Kiss Me, Stupid
                             
Director: Billy Wilder
Year:  1964
Rating: 7.0


“Why does your husband call you Lambchop?" "Because sometimes I wear paper panties." I am not sure I even get that but it is one of a barrage of leering, smirking jokes in one of the most peculiar films I have come across in a good while. On its surface one might expect that this 1964 Billy Wilder film would be your conventional romantic comedy with perhaps a little more buzz than you would get from say a spunky Doris Day “I really just want a husband” film that people were used to back then. Most of these early 60’s romantic comedies were as dangerous and taboo as a day game at Wrigley Field – in the end all the conventions were met head on and marriage was in the wings waiting. But Kiss Me, Stupid starring Kim Novak, Dean Martin and Ray Walston is a salacious pizza in the face of everything tasteful and expected. Wilder was taking a crazy swing at Hollywood’s morality code with this insidious and subversive look at  marriage and sexuality. Back in 1964 large studios just didn’t take chances like this, but either Wilder’s reputation got it through or someone forgot to read the script. I can see almost see Takashi Miike doing a remake of this but with a lot more bodily secretion. But Wilder misjudged his market badly – first the Catholic Decency League did one of their massive protests against the film basically saying anyone who saw it would end up in Hell and then the critics savaged it like a bloated piñata and finally no one showed up to see it. But seeing it today, it is a gas – a really weird totally amoral one because you can’t help watching it through the time prism of 1964 and thinking what the hell were they thinking.

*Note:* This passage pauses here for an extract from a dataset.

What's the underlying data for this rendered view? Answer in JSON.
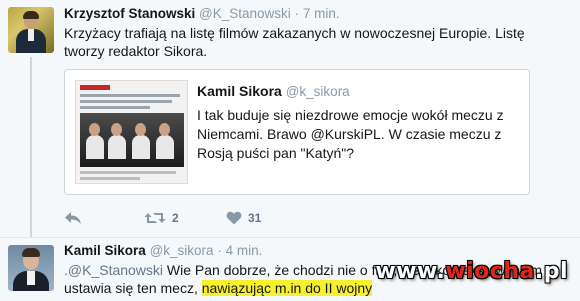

Dean Martin plays a Vegas crooner and actor who likes the dames a lot but a conveyor belt of cocktails even more – and the character’s name is Dean and he is part of the Rat Pack – so basically Martin is playing a rancid parody of himself and doesn’t seem at all embarrassed by it. He has to drive to Hollywood for an appearance on a TV show. He makes the mistake of stopping off in a small town called Climax (get it) where two frustrated song writers (Ray Walston and Cliff Osmond) sabotage his car so that they can get a chance to sing their songs to Dean. But they know Dean likes women and Walston worries that he will go for his very pretty wife (Felicia Farr – who was married to Jack Lemmon, who Wilder really wanted to play Walston’s part but he was busy). Walston picks a fight with his wife – on their wedding anniversary – so that she will go stay at her mothers and in her place he brings in a waitress/part time hooker from a nearby dive – this being Kim Novak who will do anything you want for the whole night for $25. $25. Talk about inflation. So he tries to pawn off his made-up-wife on Martin to have sex with in a really really creepy way – meanwhile his wife comes back and thinks he is fooling around and so sets out to have her own fun. And she does. With Dean. And Walston ends up in bed with Novak. And everyone is better off for it. No nodding to the Hollywood code back then that you have to be punished in some way for infidelity. And smutty innuendoes throughout. I think my mouth was agape much of the film. Interestingly, after Lemmon turned down the role Wilder brought in Peter Sellers to play it and he did until he had a heart attack. Some say it was just an excuse to get off the set because he was going crazy with the script.